For instance: the British creative’s FW22 collection is rife with familiar silhouettes tweaked by unexpected closures that obscure their facades, crossing over as if to create deep pleats that warp their shapes. Not to mention the mind-bending geometric prints, which transform a nifty pullover shirt into wearable art.
Jeff Goldblum stole the show at Prada‘s FW22 presentation in Milan but the collection’s sharp, fuzz-tinged tailoring and giant bomber jackets are hardly lacking.
Actually, one of my favorite elements from the collection were the sumptuous boilersuits, cut slouchy and almost entirely stripped of their workwear influence thanks to the demure shirt collar and occasional pattern. I especially love how their generous shape highlights the fabrics that inform them, putting Prada’s signature nylon and lush leather on full display.
This isn’t a footwear round-up (though we’ve got that covered) but I had to drop a mention of the hefty slip-ons showcased at Jil Sander FW22.
I was never one for square toes and we’ve all seen a million snub-nosed shoes so to witness the weight of a proper pointy foot — given full emphasis by tucked-in trousers.
There’s so much worth mentioning about Virgil Abloh’s last LV show — The music! The jewelry! — but I’d be remiss to not celebrate the exquisite bags.
Classic Keepalls and Trunks got reimagined in a major way, some now sporting boombox capabilities, others resplendent in floral print, and yet more fixed with rock climbing grips in the shape of the Louis Vuitton’s monogram.
Perhaps the best piece, however, is the paint can-shaped shoulder bag, offered in multiple hues as if to reflect Abloh’s boundless creativity.
NIGO‘s debut Fall/Winter 2022 KENZO collection brought out all the celebs, including OG pal Pharrell, but the real attraction was the new look of the age-old fashion house.
From lush floral set-ups to the retro Western shirts styled with creased slacks, it was a very NIGO affair.
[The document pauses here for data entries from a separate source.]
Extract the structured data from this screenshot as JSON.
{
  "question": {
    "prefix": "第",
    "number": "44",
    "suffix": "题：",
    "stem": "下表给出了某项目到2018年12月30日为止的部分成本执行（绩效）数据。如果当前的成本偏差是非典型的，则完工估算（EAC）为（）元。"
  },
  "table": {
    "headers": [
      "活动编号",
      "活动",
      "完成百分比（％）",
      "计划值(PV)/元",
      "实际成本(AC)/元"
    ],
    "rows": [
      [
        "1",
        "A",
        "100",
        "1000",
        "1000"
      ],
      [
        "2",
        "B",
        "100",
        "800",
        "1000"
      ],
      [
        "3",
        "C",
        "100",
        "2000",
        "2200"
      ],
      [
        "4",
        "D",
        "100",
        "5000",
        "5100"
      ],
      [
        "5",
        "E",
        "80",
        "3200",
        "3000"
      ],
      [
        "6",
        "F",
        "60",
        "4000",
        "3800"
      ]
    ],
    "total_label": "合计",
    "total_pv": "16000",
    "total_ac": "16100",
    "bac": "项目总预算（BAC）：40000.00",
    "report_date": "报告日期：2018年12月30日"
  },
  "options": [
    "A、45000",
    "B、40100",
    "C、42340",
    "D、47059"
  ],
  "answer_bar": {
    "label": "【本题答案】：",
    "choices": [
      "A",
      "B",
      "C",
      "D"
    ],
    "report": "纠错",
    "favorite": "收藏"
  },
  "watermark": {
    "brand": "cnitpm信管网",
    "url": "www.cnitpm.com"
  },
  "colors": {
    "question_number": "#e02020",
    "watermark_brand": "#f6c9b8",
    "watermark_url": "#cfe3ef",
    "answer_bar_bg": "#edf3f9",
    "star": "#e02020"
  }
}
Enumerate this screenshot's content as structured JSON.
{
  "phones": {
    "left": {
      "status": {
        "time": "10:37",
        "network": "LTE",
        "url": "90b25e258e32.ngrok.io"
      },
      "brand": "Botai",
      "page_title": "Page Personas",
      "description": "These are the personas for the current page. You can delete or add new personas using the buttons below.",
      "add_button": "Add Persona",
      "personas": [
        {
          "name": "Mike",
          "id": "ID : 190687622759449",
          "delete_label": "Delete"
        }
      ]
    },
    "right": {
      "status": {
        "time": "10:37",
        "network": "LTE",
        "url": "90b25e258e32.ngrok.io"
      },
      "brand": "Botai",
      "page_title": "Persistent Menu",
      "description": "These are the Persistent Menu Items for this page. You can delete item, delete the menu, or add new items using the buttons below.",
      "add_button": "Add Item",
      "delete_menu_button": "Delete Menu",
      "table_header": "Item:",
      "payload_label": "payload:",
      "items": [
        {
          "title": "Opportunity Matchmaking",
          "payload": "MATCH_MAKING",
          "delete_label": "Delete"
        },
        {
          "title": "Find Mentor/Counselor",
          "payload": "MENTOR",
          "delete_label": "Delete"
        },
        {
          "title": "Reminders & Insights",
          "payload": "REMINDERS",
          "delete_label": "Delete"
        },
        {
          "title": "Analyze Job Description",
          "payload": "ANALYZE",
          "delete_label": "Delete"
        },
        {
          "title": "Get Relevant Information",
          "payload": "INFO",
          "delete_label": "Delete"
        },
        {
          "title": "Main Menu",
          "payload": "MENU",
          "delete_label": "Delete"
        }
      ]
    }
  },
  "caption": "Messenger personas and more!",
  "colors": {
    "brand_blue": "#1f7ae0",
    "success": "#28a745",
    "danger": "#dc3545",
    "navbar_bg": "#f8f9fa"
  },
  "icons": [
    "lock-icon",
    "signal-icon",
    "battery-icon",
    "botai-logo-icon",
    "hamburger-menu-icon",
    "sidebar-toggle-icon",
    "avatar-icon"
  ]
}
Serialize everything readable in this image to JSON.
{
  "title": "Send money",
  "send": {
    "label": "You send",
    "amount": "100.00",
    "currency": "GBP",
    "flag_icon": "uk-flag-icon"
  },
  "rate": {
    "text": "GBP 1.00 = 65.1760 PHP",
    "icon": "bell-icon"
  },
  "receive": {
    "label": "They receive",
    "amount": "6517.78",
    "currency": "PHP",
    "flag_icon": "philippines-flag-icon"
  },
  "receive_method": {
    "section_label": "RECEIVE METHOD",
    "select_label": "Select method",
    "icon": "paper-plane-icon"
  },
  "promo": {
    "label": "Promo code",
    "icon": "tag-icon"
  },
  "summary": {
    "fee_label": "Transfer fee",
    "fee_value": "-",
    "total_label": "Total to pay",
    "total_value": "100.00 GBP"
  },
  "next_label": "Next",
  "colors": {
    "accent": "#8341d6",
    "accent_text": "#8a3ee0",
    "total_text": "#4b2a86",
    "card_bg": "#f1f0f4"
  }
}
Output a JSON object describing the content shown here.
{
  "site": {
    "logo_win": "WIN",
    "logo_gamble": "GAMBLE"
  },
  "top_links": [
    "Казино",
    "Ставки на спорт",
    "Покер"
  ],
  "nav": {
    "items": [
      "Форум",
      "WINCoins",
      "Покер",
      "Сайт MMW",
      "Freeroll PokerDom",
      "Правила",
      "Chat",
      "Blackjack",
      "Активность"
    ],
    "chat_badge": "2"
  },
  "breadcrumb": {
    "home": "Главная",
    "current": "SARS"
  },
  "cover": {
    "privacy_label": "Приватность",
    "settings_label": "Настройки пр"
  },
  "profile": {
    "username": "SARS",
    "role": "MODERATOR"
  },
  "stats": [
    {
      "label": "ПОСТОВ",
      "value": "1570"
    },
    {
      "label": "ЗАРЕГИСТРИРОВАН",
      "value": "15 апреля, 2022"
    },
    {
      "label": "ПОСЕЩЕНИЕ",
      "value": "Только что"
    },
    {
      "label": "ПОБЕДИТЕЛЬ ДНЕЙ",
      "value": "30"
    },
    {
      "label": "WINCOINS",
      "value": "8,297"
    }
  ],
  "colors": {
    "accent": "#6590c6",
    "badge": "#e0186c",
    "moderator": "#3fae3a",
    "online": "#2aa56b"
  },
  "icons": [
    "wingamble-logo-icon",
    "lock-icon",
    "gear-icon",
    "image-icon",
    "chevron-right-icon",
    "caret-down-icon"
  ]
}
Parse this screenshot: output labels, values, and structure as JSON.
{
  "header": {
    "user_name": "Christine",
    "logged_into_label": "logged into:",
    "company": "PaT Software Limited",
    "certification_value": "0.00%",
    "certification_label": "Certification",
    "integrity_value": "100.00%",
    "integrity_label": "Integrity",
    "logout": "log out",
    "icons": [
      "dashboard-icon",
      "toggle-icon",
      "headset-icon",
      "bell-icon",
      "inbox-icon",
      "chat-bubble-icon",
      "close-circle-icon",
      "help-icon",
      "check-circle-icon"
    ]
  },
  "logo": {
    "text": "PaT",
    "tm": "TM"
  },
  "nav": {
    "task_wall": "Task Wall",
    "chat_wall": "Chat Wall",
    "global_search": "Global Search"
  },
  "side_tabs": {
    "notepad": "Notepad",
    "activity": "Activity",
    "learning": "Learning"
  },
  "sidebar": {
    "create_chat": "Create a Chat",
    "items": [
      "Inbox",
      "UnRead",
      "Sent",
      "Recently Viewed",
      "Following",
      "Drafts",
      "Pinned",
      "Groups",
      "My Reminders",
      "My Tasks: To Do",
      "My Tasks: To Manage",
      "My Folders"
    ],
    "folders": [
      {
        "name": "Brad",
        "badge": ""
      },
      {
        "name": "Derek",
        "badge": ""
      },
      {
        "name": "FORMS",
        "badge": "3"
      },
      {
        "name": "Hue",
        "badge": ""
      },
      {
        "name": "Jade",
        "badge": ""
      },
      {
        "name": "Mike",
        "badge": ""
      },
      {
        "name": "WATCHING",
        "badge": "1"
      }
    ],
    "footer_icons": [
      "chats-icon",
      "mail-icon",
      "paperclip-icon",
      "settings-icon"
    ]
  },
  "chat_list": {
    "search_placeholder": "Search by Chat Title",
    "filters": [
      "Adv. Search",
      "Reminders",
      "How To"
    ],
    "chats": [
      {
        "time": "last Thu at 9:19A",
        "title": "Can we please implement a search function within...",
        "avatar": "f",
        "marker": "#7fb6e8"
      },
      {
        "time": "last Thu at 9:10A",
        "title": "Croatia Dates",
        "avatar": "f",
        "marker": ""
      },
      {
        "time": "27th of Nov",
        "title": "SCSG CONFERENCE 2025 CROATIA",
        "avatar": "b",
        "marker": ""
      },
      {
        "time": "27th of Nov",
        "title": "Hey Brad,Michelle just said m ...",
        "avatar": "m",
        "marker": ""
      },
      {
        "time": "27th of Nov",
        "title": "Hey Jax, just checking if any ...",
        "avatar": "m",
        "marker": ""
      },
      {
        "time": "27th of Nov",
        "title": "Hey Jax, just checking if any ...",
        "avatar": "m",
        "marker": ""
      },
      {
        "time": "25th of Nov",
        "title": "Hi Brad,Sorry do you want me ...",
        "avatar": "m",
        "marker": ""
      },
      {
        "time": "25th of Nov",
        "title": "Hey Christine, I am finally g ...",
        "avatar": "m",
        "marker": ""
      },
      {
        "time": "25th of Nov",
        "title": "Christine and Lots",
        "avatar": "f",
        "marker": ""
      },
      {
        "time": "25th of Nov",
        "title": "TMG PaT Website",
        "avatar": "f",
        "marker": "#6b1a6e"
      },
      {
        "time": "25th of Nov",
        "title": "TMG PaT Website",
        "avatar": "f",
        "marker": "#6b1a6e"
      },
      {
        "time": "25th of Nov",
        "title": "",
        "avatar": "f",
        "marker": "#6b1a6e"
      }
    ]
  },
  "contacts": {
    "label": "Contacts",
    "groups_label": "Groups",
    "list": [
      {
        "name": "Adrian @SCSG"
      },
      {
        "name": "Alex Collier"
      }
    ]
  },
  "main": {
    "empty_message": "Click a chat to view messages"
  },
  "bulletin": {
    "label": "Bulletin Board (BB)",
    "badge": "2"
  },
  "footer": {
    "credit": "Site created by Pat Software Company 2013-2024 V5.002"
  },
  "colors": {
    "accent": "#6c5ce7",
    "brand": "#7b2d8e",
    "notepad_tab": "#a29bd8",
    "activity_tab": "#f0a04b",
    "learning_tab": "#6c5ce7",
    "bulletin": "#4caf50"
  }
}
Perhaps the most intriguing bits were the kimono-closure blazers, an East-meets-West affair that previously explored in NIGO and Virgil Abloh’s LV² collection.
But it’s most interesting here in NIGO’s KENZO offering because it represents his backwards-looking design approach, where the Human Made founder repurposes elements of classic menswear with personal flair much like Kenzo Takada himself did way back when.
These may not be the objective “best” bits in KENZO’s FW22 collection but these layering pieces speak to NIGO’s far-reaching design ethos, his ability to pull together disparate influences into a cohesive affair and how that’ll shape his time at the LVMH-owned house.